San Francisco, California – OpenAI has introduced GDPVal, a novel evaluation framework designed to assess the performance of artificial intelligence models on economically valuable, real-world tasks. The announcement, made by Srinivas Narayanan, Vice President of Engineering at OpenAI, highlights a significant shift towards grounding AI progress in tangible economic relevance rather than speculative capabilities.
"GDPVal - a new eval for how AI performs on real-world tasks," Srinivas Narayanan stated in a recent tweet. He further elaborated, sharing an OpenAI announcement that detailed GDPval as "a new evaluation that measures AI on real-world, economically valuable tasks. Evals ground progress in evidence instead of speculation and help track how AI improves at the kind of work that matters most."

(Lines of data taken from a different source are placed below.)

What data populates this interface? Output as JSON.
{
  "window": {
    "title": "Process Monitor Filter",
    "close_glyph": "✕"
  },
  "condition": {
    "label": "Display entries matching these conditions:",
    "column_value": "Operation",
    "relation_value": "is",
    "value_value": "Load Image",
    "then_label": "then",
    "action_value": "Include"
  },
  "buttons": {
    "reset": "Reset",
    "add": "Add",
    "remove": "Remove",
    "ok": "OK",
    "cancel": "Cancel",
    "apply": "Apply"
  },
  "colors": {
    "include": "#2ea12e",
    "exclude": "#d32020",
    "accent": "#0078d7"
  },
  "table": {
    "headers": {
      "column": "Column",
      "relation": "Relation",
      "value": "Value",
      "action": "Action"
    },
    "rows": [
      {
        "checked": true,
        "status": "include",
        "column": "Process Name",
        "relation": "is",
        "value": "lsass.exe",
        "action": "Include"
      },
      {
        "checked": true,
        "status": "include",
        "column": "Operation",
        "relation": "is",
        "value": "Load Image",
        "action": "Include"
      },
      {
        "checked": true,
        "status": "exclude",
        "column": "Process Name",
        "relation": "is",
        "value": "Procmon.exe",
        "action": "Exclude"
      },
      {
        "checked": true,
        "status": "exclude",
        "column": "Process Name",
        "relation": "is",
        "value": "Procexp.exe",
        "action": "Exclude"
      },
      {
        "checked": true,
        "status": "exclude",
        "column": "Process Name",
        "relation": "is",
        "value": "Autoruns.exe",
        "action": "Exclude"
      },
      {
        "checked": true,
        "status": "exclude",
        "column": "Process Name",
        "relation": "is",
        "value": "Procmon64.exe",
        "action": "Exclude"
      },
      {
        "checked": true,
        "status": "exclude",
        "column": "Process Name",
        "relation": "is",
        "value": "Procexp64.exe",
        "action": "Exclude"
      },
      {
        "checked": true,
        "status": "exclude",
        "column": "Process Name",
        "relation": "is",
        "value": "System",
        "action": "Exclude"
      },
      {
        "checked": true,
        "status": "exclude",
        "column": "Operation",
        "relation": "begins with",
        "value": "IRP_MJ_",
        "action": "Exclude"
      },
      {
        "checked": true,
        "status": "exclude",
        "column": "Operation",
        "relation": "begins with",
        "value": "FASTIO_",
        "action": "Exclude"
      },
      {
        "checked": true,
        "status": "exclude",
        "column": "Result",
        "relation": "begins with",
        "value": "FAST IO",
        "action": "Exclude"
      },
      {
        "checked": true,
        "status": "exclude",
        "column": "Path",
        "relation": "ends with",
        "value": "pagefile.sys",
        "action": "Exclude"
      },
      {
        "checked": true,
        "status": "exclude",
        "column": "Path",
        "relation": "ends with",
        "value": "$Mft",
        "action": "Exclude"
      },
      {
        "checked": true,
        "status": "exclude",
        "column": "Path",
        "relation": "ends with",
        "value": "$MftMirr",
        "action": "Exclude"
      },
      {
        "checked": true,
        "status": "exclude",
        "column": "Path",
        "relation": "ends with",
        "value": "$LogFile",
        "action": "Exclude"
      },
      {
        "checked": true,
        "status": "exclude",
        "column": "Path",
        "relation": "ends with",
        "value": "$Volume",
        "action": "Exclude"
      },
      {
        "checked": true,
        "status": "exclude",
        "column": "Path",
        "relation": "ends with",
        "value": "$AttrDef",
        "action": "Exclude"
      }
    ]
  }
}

The initial version of GDPVal encompasses tasks drawn from 9 sectors that contribute significantly to the U.S. Gross Domestic Product, covering 44 high-earning knowledge work occupations. Each task within the evaluation is meticulously constructed based on actual work products created by expert professionals. This approach aims to provide a clear, directly attributable measure of AI's abilities in economically critical domains.
Unlike traditional AI benchmarks, GDPVal employs head-to-head human expert comparison as its primary evaluation metric, given the complexity of automatically grading these intricate tasks. This methodology allows for continuous evaluation and comparison of model outputs against a human baseline, with the potential to integrate increasingly sophisticated AI models as new baselines in the future. The initiative underscores OpenAI's commitment to developing AI that not only demonstrates advanced capabilities but also delivers measurable economic value and practical utility across industries.